弁護士 金﨑 浩之 

 今年は、66期司法修習を終えた人たちが弁護士人生をスタートさせました。頑張ってください。

 さて、弁護士になると、弁護士会の各種委員会活動に参加できることはご存じですよね。
 ”参加できる”というよりは、事実上義務に近い。

 委員会活動への参加はプロボノ活動と呼ばれ、弁護士になった以上は、いずれかの委員会活動が強く奨励されます。
 この委員会活動を含む何らかの公益活動に参加しないと、確か約5万円/年の反則金みたいなのを支払わされます。要するに、「あの弁護士は、金儲けばかりしやがってケシカラン!」と評価されてしまうんです。

 ちなみに、ボクは、東京弁護士会の業務改革委員会というのに所属しています。
 この委員会は、基本的に弁護士の職域拡大と業務改善を考えていく委員会ですので、皆さんの仕事にとても利害が大きい委員会なんです。皆さんの仕事が増えるように頑張りますので、よろしく応援お願いします。

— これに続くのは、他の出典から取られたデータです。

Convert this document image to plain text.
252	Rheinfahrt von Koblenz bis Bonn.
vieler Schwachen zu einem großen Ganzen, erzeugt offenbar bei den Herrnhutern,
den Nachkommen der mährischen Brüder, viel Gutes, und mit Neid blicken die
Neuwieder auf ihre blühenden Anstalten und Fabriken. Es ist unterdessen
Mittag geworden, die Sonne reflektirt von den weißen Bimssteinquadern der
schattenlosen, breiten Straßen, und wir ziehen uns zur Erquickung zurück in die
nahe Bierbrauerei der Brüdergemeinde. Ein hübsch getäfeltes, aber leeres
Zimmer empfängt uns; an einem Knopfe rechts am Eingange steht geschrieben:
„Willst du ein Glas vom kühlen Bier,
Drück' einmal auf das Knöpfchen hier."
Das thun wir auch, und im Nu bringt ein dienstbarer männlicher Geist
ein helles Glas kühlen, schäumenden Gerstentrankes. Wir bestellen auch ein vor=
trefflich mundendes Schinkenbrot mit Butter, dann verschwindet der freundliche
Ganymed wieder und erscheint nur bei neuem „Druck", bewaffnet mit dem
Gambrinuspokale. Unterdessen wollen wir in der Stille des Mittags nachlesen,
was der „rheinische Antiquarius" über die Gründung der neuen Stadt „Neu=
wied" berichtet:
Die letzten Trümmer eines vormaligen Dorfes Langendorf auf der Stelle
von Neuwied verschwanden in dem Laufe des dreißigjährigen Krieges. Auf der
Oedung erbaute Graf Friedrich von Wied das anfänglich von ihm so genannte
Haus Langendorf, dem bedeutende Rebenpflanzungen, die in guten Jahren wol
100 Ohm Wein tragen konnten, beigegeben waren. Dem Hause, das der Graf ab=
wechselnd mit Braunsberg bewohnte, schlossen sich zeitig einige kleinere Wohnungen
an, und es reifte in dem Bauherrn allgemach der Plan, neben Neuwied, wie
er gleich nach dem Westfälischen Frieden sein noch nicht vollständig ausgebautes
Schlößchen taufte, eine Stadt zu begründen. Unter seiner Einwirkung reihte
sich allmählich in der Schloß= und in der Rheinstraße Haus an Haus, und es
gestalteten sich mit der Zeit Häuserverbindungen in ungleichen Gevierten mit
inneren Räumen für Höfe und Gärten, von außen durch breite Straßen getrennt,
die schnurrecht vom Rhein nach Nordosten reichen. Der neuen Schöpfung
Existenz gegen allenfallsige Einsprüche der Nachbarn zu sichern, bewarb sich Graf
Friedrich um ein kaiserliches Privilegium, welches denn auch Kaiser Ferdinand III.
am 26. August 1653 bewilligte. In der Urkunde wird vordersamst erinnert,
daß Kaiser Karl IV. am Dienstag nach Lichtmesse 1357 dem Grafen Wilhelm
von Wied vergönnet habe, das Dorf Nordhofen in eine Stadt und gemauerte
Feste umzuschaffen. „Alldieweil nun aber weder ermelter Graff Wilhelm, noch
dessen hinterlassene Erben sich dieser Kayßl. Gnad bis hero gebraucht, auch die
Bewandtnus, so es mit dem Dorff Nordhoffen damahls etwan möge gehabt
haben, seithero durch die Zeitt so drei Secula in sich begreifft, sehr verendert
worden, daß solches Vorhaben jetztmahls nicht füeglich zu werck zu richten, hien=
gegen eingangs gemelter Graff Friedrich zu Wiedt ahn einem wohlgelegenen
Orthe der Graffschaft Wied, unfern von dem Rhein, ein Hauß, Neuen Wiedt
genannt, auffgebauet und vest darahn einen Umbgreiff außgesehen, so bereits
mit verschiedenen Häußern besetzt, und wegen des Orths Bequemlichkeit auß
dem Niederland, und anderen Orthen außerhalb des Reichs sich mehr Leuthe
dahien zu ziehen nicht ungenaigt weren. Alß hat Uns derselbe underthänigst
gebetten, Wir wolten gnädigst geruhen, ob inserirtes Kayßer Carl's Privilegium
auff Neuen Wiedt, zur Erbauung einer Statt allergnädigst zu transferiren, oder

 ところで、弁護士会が設置している委員会って、各弁護士会で多少異なるんですが、大きく分けると、
1、日常業務と強く直結し、かつ取扱い分野とも関連性が強いもの
2、日常業務と直結するが、取扱い分野とは関連しないもの
3、弁護士会の権力機構と関係が深いもの
4、上記のいずれにも関連しないもの
になると思います。

 1の例としては、民暴委員会とか刑事弁護委員会、子どもの権利委員会などがあります。所属事務所がこれらの分野を取り扱っている場合は、とても参考で有益な委員会だと思います。
 ところで、大阪弁護士会には医療過誤委員会というのがあるのですが、残念ながら東京弁護士会にはありません。

 2の例としては、先に挙げた業務改革委員会や紛議調停委員会などがあります。紛議調停委員会っておもしろい委員会で、弁護士同士のもめ事や、弁護士と依頼者のトラブルを調停してくれるんです。
 これらの委員会は、法律事務所の取扱い分野に直結するものではありませんが、ボクら弁護士の業務への影響が大きい委員会と言えるでしょう。

 次に、3の例としては、綱紀委員会や非弁取締委員会などがあります。綱紀委員会は、非行をおかした弁護士を懲戒処分とするかどうかを決める委員会です。戒告だけではなく、会員弁護士に対して、業務停止や退会命令、除名などの処分も出せるというおっかない委員会です。おそらく、弁護士会の委員会の中で、最も権力性のある委員会と言えるでしょう。
 非弁取締委員会も同様に、権力作用が大きいです。弁護士が非弁活動を行うと、弁護士法72条に抵触します。刑事罰まで用意されていますのでご注意を!ちなみに、会員弁護士は、この委員会の取り調べを受忍すべき義務がありますので、同委員会の調査を拒絶することはできません。もちろん、黙秘権もありません。

 最後に、上記のいずれにも該当しない4の例としては、広報委員会とか財務委員会などがあります。この種の委員会に興味を持つかどうかは各弁護士の趣味の問題ですかね。